Andrew Walker is correct. Whenever our King interacted with sinners, which was often, he did so gently (religious leaders and money-changers, notwithstanding) as well as lovingly. We see this in John 4 during Jesus’ conversation with the woman at the well. And in Luke’s account of Jesus’ interaction with the wretched and unethical Zacchaeus, there is no record that Jesus demanded that the tax collector acknowledge his status as a thief before dining with him. In fact, according to Luke 19:5, Jesus invited himself over to Zacchaeus’ house, an act that prompted the ire of the watching religious leaders who were scandalized that Jesus would break bread with such a sinner. And breaking bread with a sinner in first century Palestine was far more impactful and carried much more epistemic weight that any pronoun usage in the 21st century. Yet, Jesus’ love and mercy and his willingness to ignore socially constructed taboos in order to call sinners to repentance was, of course, effective. Zacchaeus openly repented and promised to make restitution. In reply, Jesus said, “Today salvation has come to this house, since he also is a son of Abraham. For the Son of Man came to seek and save the lost (Luke 19:9-10).”

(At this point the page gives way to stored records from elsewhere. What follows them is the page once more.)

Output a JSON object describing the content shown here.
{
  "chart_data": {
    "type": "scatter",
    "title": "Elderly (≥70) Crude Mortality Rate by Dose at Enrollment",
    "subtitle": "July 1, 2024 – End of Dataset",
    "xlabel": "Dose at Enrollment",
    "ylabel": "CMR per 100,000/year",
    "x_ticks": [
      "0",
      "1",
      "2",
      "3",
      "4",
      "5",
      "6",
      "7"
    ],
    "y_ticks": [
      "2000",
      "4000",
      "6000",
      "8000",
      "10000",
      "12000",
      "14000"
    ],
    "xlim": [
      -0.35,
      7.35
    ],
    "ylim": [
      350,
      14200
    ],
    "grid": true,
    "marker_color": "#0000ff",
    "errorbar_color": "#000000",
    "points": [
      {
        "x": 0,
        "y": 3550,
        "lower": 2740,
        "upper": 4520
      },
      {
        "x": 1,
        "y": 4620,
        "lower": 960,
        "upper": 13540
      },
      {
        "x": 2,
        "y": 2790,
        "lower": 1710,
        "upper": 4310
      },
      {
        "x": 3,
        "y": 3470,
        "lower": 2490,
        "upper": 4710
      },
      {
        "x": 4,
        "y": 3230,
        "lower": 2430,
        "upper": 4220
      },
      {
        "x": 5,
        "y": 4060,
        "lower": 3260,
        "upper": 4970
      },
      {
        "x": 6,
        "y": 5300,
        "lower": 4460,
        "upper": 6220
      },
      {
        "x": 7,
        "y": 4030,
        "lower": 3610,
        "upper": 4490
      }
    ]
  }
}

The model of our Savior was carried into the apostolic era, too.

During his podcast, J.D. Greear points out that Paul modeled this while talking to the Athenians when he was at Mars Hill. Paul didn’t pull out the exegetical big guns from the word “go” and sharply denounce their false idols. He looked around, found an apologetic entrance point, and gently nudged them towards the truth that there is only one true God.

Yes, without question, there will come a point when Christians need to speak the truth about gender to the transgender persons that God brings into our life. But that truth doesn’t have to be fought from the moment of introduction. And I don’t believe that the line of truth needs to be cemented into the ground regarding pronoun usage in every instance, and, most likely, very rarely from the word “go.” At some point in the relationship speaking truth about gender will most likely swamp whatever is decided about pronoun usage anyway. But upon meeting a transgender person for the first time, openly refusing to use their preferred pronoun will likely slam the door shut on any gospel conservations you may have had. Maybe there will come a time when it’s necessary to draw that line and say, “I’m sorry, but I need to use the pronoun that corresponds with your biological sex.” But I believe that probably best happens in the context of an established relationship and not, for example, upon meeting a transgender person visiting your church, to add my agreement, once again, to J.D. Greear.

Regardless of the approach, followers of Jesus need to extend charity towards one another as we seek to honor God, share the gospel of Jesus Christ with sinners, and love the transgender people that God brings into our life. We’re going to come to different conclusions, and we need to allow one another to obey God according to our conscience. This world is hostile enough towards Christians without us turning on one another over disputable matters.

Soli Deo Gloria  


[1] Andrew T. Walker, God and the Transgender Debate: What Does the Bible Actually Say About Gender Identity? (Denmark: The Good Book Company, 2017), 14-15.